Neun Schüsse auf 22-Jährigen: Urteil im Prozess um Raub und Rache im Drogenmilieu erwartet

Hamburg - Das Landgericht Hamburg will in einem Prozess um versuchten Totschlag und Drogenhandel am Montag (10 Uhr) sein Urteil verkünden.

Der Angeklagte soll am 30. Mai 2020 neun Schüsse auf einen 22-Jährigen im Stadtteil Bergedorf abgegeben haben. (Archivbild)
Der Angeklagte soll am 30. Mai 2020 neun Schüsse auf einen 22-Jährigen im Stadtteil Bergedorf abgegeben haben. (Archivbild)  © Daniel Bockwoldt/dpa

Die Staatsanwaltschaft hat für den Angeklagten eine Jugendstrafe von fünf Jahren und neun Monaten gefordert.

Die Anklagebehörde hält es für erwiesen, dass sich der 20-Jährige des versuchten Totschlags, der gefährlichen Körperverletzung und des Drogenhandels schuldig gemacht hat.
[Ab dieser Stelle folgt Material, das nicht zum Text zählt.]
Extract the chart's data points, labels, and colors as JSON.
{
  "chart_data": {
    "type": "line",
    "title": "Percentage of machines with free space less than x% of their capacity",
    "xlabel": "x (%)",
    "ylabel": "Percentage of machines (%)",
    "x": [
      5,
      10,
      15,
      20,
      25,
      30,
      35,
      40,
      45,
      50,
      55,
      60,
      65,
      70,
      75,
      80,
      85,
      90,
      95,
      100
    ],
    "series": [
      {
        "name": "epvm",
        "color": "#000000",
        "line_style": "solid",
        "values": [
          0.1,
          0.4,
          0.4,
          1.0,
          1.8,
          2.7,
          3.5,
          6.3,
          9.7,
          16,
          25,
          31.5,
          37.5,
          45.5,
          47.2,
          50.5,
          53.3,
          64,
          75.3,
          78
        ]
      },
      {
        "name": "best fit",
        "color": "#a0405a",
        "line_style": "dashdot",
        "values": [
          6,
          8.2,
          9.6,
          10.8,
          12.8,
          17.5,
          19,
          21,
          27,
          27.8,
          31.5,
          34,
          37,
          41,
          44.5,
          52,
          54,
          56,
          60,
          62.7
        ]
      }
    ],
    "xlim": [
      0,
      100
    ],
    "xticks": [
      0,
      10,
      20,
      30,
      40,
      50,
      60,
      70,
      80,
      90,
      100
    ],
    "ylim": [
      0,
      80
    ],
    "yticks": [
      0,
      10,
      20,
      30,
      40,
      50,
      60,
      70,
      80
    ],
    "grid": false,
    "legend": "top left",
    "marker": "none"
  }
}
Den ursprünglichen Vorwurf des versuchten Mordes ließ die Anklagebehörde nach Angaben eines Gerichtssprechers fallen.

Der Angeklagte soll mit Marihuana und Kokain gehandelt haben und am 19. April vergangenen Jahres Opfer eines Raubüberfalls geworden sein.

Die Täter hätten ihm zum Schein acht Kilo Marihuana für 40.000 Euro angeboten, hatte der Staatsanwalt zum Prozessauftakt erklärt.

Angeklagter war mit zwei Komplizen auf Rachetour

Beim vereinbarten Treffpunkt am S-Bahnhof Nettelnburg schlugen sie ihn nieder und raubten ihm das Geld. Um sich zu rächen, habe der Angeklagte am 30. Mai zusammen mit zwei Komplizen einen der Räuber in Hamburg-Bergedorf abgepasst.

Als der 22-Jährige wegrannte, soll der Angeklagte neunmal auf den Flüchtenden geschossen haben, wobei drei Schüsse trafen.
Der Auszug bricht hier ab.